What are the indicators of good soil management?

The most important indicators are the amount of organic matter, the amount of nutrients and the pH level of the soil.

soil managment

Amount of organic matter: Soil organic matter is composed mainly of decomposed or partially decomposed remains of living matter. The end result is what is known as humus, a compound that provides the carbon necessary for microorganisms to survive in the soil as well as improving permeability, water retention and increasing the amount of nutrients. The ideal percentage of organic matter for a healthy soil is between 2% and 4%.

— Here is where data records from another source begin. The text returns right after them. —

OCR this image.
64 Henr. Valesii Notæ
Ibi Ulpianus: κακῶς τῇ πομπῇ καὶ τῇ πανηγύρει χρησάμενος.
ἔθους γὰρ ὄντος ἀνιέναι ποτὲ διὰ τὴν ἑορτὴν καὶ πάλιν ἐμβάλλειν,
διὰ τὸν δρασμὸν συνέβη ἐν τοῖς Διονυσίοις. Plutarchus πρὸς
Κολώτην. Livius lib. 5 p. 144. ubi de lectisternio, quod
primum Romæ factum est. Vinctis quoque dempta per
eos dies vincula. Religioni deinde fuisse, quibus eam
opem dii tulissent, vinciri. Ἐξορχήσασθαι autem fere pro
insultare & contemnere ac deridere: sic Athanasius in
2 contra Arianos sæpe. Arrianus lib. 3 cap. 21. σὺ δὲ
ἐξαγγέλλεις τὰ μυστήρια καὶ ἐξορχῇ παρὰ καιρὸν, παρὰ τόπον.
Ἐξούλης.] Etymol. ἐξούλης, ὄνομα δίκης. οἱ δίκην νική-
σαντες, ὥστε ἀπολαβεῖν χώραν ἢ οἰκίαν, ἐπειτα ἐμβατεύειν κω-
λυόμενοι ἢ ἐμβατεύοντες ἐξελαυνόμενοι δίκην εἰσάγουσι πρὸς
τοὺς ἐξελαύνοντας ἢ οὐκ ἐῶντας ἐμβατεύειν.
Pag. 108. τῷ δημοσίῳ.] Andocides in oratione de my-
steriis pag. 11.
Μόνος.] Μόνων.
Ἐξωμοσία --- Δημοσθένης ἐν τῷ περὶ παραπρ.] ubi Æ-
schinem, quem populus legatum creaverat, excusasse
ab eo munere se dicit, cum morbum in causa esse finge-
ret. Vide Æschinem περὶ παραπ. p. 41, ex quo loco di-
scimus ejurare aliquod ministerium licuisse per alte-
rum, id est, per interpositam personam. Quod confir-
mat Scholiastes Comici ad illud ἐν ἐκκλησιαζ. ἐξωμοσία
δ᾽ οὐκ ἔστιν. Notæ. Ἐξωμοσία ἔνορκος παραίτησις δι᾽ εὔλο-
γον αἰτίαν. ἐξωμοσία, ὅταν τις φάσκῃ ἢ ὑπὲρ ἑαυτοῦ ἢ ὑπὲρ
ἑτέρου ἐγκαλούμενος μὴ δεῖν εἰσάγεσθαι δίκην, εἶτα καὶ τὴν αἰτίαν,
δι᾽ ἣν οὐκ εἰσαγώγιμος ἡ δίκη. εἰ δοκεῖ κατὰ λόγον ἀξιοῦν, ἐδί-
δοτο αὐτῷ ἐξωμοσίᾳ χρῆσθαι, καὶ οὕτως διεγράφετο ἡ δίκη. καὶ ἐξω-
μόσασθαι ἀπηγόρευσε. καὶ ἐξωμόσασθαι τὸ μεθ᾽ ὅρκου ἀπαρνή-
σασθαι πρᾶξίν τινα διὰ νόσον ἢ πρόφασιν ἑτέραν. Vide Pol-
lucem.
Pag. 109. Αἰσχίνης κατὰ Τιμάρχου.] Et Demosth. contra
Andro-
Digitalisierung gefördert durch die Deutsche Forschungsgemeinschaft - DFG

amount of organic matter in soil

Amount of nutrients: While nutrients are necessary for proper vine development, an excess of nutrients can cause overly vigorous growth. This will result in a decline in grape quality. For that reason, it is necessary to keep essential soil nutrients within these levels:

  • Nitrogen: 0.8-1.1%.
  • Phosphorus: 0.25-0.50
  • Potassium: 1.3-3.0%.
  • Calcium: 1.2-2.5%.
  • Zinc: less than 26 mfg
  • Iron: 70 mg
  • Manganese: 25-30 mg
amount of nutrients for soil

pH level: Ideally, a soil intended for viticulture should have a pH value between 5.5 and 6.5. Although vineyards can grow in soils with a pH between 4 and 8.5, if the pH is below 5.5 or above 8, then crop yields will be reduced. To increase soil pH, a good alternative is to reduce the amount of nutrients in the soil, while urea can be used to reduce pH.